Progressive Caucus chair Rep. Pramila Jayapal (D-Wash.) said Manchin called her this morning.
“I took his call and there’s nothing I have said here that I didn’t say to him,” Jayapal said shortly after telling reporters Manchin had gone back on his word to the White House. “That lack of integrity is stunning in a town when people say the only thing you have is your word.”
With Build Back Better stalled out, the Washington Democrat said she wanted the Biden administration to instead take executive action on climate change, among other issues.
And if relations are tense on Capitol Hill, it’s much worse a few blocks up Pennsylvania Avenue, where White House press secretary Jen Psaki accused Manchin of breaking his word to the president on Sunday. That move cheered many Democrats frustrated with Manchin, but prompted a new level of animosity between the West Virginia Democrat and the West Wing, which can’t afford to alienate Manchin in a 50-50 Senate.
Manchin cast doubt on Biden’s Thursday statement that the two could continue negotiating to get an agreement, saying of Biden: “He knew we couldn’t get there.” He otherwise did not directly criticize the president on Monday, but did light up White House staff.
“I just got to the wit’s end. And they know the real reason what happened. They won’t tell you, and I’m not going to tell you,” Manchin said. “It’s not the president, it’s the staff. They drove some things and they put some things out that were absolutely inexcusable.”
Manchin’s comments appear to be a response to reporting last week that he opposed including the expanded child tax credit in the legislation. Manchin later clarified he didn’t want the bill to end the program after one year if the rest of his party was banking on it becoming permanent. The dispute was critical to Manchin’s position since he set a topline spending number of $1.75 trillion; a 10-year expanded tax credit at current levels would eat up nearly all that money and invalidate analyses that said the package’s programs were fully funded. The credit expires this month.

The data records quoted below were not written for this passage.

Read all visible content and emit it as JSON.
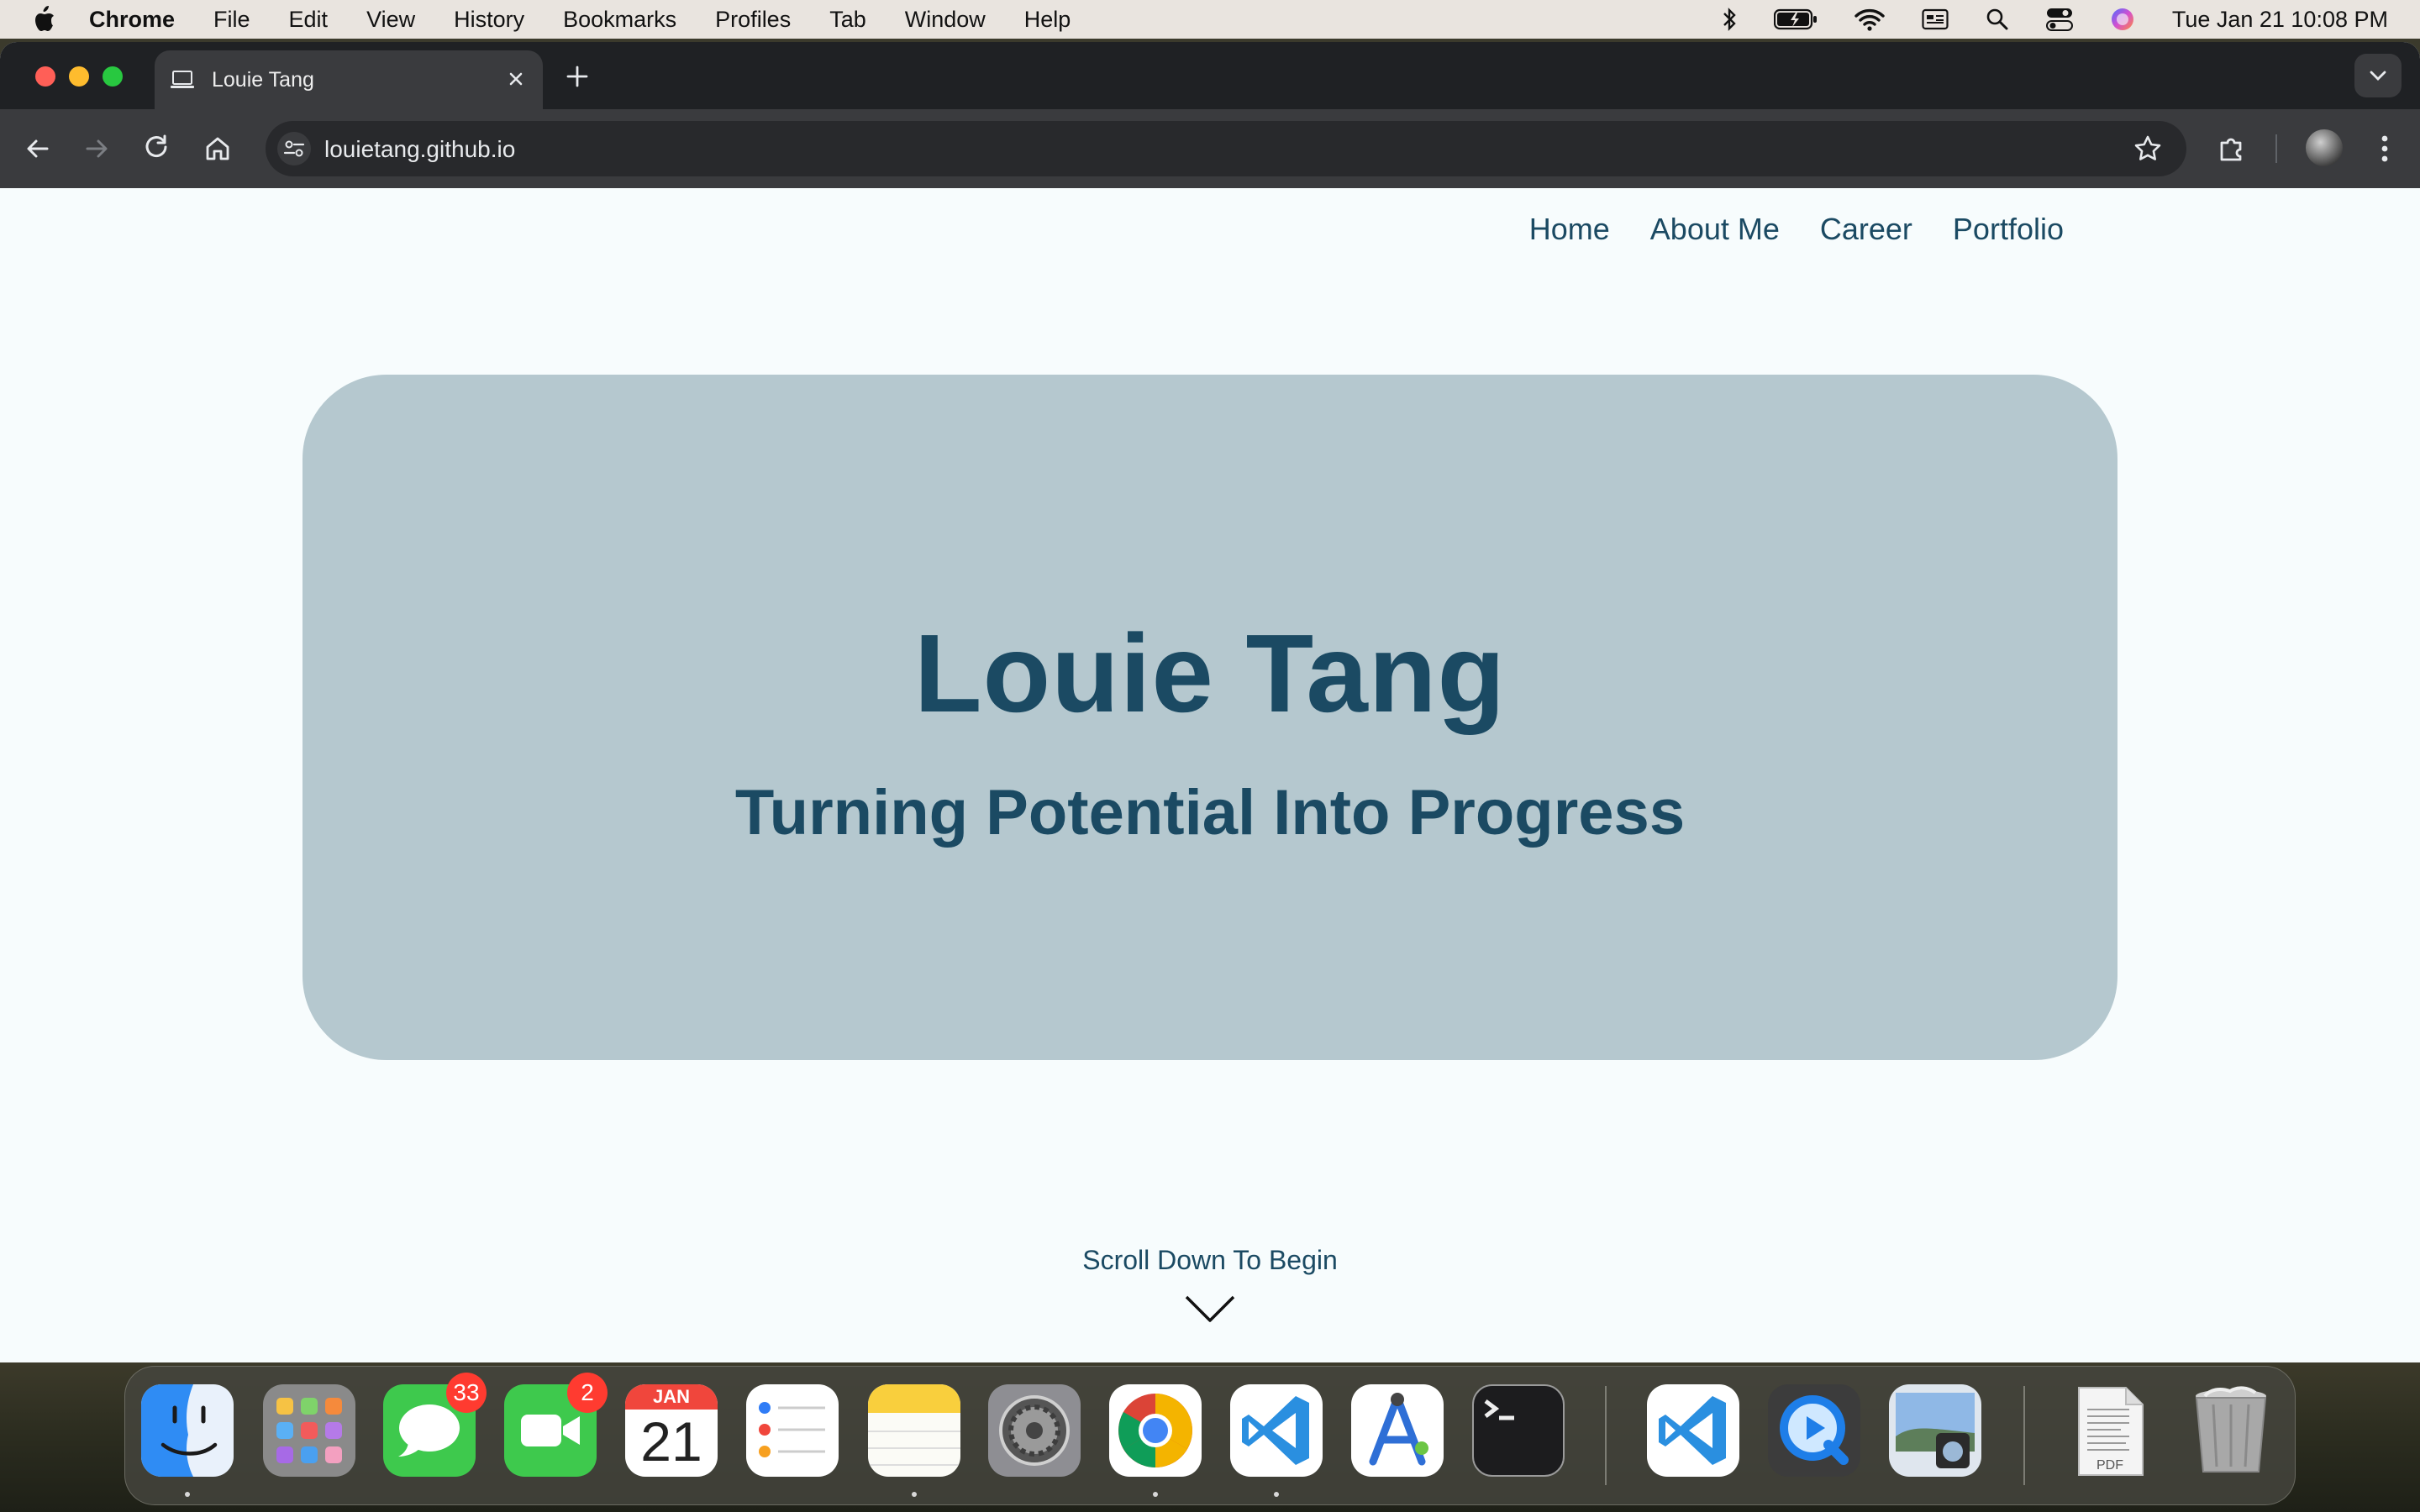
{
  "menubar": {
    "app": "Chrome",
    "items": [
      "File",
      "Edit",
      "View",
      "History",
      "Bookmarks",
      "Profiles",
      "Tab",
      "Window",
      "Help"
    ],
    "clock": "Tue Jan 21  10:08 PM",
    "status_icons": [
      "bluetooth-icon",
      "battery-icon",
      "wifi-icon",
      "display-icon",
      "spotlight-icon",
      "control-center-icon",
      "siri-icon"
    ]
  },
  "browser": {
    "tab_title": "Louie Tang",
    "url": "louietang.github.io"
  },
  "page": {
    "nav": [
      "Home",
      "About Me",
      "Career",
      "Portfolio"
    ],
    "hero_title": "Louie Tang",
    "hero_subtitle": "Turning Potential Into Progress",
    "scroll_cta": "Scroll Down To Begin"
  },
  "dock": {
    "calendar_month": "JAN",
    "calendar_day": "21",
    "messages_badge": "33",
    "facetime_badge": "2",
    "pdf_label": "PDF",
    "apps": [
      "Finder",
      "Launchpad",
      "Messages",
      "FaceTime",
      "Calendar",
      "Reminders",
      "Notes",
      "System Settings",
      "Google Chrome",
      "Visual Studio Code",
      "Instruments",
      "Terminal",
      "Visual Studio Code",
      "QuickTime Player",
      "Preview",
      "PDF Document",
      "Trash"
    ]
  },
  "colors": {
    "accent": "#1b4a63",
    "hero_bg": "#b5c8cf",
    "page_bg": "#f7fcfd"
  }
}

Schumer and Manchin both signed a document in July that showed Manchin wanted a $1.5 trillion bill with less generous benefits than envisioned by the rest of his party, including far more targeted child tax credits to families with low and moderate incomes. He said no matter how Democrats tried to shape the bill to fit into that mold, it never came close to his bottom line.
“We’ve been way far apart philosophically,” Manchin said. “The same bill I have in front of me right now that they kept putting in front of me, was the same $6 trillion bill from the beginning.”
Senate Democrats will discuss the party’s plight on Tuesday evening, a special virtual caucus meeting on the longest night of the year. And if there’s a bright spot for Democrats in all this, it’s that Manchin is still committed to rolling back the 2017 tax cuts signed by President Donald Trump.
In fact, Manchin said the only reason he even voted this summer for a $3.5 trillion budget resolution, which paved the way for Democrats to continue negotiating the bill, was because he was so eager to “to fix the taxes so that everybody paid their fair share.”
“We have one chance at this, OK? You have a chance to fix the tax code that makes it fair and equitable,” Manchin said. “So if we all disagree with Republicans’ reconciliation on tax cuts, don’t you think we can sit down and fix a fair and equitable tax code?”
Yet in a 50-50 Senate, even that isn’t simple. Though Manchin’s proposals to raise corporate taxes and taxes on the wealthy are widely popular among Democratic senators, Sen. Kyrsten Sinema (D-Ariz.) opposed the rate increases that Manchin supports. She hasn’t commented since Manchin shot down Biden’s vision.
Nicholas Wu and Marianne LeVine contributed to this report.